India will embark on a fresh chapter of reform when the Bad Bank commences. The fact that India’s pace of growth contracted 7.3 percent in FY21 indicates that business activity and growth was not healthy. Banks may have then merely kicked the bad loan can down the road, without necessarily recognising bad loans immediately. In that scenario, NPA levels are likely to remain high in FY22, with the RBI forecasting Gross NPA level to rise to 9.48 percent by March 2022 from 7.48 percent a year earlier. In a severe stress scenario, the figure could rise to 11.22 percent.
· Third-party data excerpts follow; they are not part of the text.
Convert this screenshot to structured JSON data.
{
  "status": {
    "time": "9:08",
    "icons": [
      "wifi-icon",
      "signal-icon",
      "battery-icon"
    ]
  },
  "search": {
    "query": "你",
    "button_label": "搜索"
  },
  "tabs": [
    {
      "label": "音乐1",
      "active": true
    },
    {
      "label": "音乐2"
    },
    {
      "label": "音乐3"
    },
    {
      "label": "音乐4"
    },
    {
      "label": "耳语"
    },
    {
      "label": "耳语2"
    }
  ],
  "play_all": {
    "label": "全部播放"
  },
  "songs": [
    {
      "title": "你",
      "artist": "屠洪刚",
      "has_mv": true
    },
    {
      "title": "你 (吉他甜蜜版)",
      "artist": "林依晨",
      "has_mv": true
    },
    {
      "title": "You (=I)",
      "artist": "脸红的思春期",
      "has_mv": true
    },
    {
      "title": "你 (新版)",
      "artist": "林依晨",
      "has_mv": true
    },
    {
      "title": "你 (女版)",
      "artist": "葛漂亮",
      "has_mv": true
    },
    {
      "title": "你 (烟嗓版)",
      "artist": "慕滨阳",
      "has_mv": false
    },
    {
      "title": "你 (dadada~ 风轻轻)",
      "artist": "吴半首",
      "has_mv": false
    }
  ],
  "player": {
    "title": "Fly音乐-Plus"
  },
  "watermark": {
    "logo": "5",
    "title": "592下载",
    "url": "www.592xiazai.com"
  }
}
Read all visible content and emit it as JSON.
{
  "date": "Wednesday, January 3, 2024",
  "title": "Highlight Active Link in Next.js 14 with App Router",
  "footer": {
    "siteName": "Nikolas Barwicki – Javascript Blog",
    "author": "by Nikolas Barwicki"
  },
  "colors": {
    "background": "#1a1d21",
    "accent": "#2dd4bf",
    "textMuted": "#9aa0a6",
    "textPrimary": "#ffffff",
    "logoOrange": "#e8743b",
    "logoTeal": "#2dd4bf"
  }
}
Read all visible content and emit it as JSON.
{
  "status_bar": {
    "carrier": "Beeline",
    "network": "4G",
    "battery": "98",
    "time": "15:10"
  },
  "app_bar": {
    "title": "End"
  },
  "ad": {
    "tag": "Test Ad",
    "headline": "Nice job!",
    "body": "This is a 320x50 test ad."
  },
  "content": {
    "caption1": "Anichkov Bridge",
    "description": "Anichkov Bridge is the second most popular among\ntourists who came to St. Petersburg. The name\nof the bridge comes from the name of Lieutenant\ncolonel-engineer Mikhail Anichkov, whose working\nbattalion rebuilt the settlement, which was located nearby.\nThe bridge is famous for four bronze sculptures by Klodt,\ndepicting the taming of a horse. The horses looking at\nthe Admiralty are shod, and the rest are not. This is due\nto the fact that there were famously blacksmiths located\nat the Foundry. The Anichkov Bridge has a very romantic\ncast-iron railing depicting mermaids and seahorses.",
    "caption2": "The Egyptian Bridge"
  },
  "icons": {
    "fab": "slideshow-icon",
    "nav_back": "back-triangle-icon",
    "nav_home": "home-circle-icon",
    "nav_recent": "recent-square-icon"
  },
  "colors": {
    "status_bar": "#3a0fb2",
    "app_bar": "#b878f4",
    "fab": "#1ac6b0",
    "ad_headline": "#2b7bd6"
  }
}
India will need to exercise the option of the NCLT and the Bad Bank to resolve its bad loans recovery in the years ahead. Experts say the NCLT is at an inflection point, with a need to improve the outcome and competitiveness for insolvency resolution. So in coming years fewer cases may go to NCLT due to current problems, but that may actually emerge as a blessing.

The NCLT has ensured that a promoter cannot have a free ride or continue to master control over their company fraudulently. For too long, India has seen a corporate history where companies have failed but promoters have not. That gap will only narrow with the NCLT process.